The everyman astronaut will never top going to space. That’s why he thinks about it every day and talks about it to anyone who will listen.

But he still has a zest for life down here in the big blue sphere, and Murphy and Deborah are still helping him stay healthy for whatever he may want to do next.

“I go for check ups all the time,” Olsen said. “They keep me healthy.”

It’s a mutually beneficial relationship, and now, after Olsen’s massive donation to the hospital, it will remain one for the foreseeable future.

Olsen’s gift launched an initiative called Deborah 100: The Campaign, “a multi-year initiative to add new patient floors all with private inpatient suites,” according to a hospital news release.

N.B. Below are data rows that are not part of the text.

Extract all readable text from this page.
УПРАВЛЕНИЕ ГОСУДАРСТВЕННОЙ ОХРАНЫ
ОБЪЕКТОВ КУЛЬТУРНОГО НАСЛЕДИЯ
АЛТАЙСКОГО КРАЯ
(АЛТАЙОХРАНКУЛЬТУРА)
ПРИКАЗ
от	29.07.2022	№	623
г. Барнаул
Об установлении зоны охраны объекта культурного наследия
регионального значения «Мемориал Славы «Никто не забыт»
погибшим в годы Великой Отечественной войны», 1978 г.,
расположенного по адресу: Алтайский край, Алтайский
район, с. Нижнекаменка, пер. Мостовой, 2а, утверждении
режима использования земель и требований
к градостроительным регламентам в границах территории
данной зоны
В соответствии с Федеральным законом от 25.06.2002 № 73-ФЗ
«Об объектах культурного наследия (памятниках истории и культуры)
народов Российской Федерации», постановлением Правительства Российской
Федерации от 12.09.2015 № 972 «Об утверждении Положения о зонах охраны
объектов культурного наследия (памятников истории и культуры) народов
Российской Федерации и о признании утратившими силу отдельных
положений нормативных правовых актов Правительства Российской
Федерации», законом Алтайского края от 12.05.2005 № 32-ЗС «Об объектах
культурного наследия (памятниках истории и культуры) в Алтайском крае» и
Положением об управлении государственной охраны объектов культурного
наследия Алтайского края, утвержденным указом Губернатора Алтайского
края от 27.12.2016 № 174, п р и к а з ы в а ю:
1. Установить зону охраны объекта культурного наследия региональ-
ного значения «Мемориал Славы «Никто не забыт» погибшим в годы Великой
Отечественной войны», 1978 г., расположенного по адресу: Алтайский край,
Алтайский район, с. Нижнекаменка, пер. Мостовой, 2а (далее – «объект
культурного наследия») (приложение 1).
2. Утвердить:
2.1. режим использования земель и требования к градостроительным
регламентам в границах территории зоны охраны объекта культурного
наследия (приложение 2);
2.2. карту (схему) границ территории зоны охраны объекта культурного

Deborah 100 will ultimately be a $50 million-plus project that will culminate with the 100th anniversary of the Heart and Lung Center in 2022. The project will also implement a new design and upgrades to the latest technology.

The Deborah Heart and Lung Center prides itself on having “never rendered a bill to a patient for the life-saving services Deborah provides at its main hospital building,” said the news release for the Red Tie Gala.

“The foundation’s gala is one way that the hospital is able to fund this mission,” the release added.

A massive donation from a civilian astronaut is another way.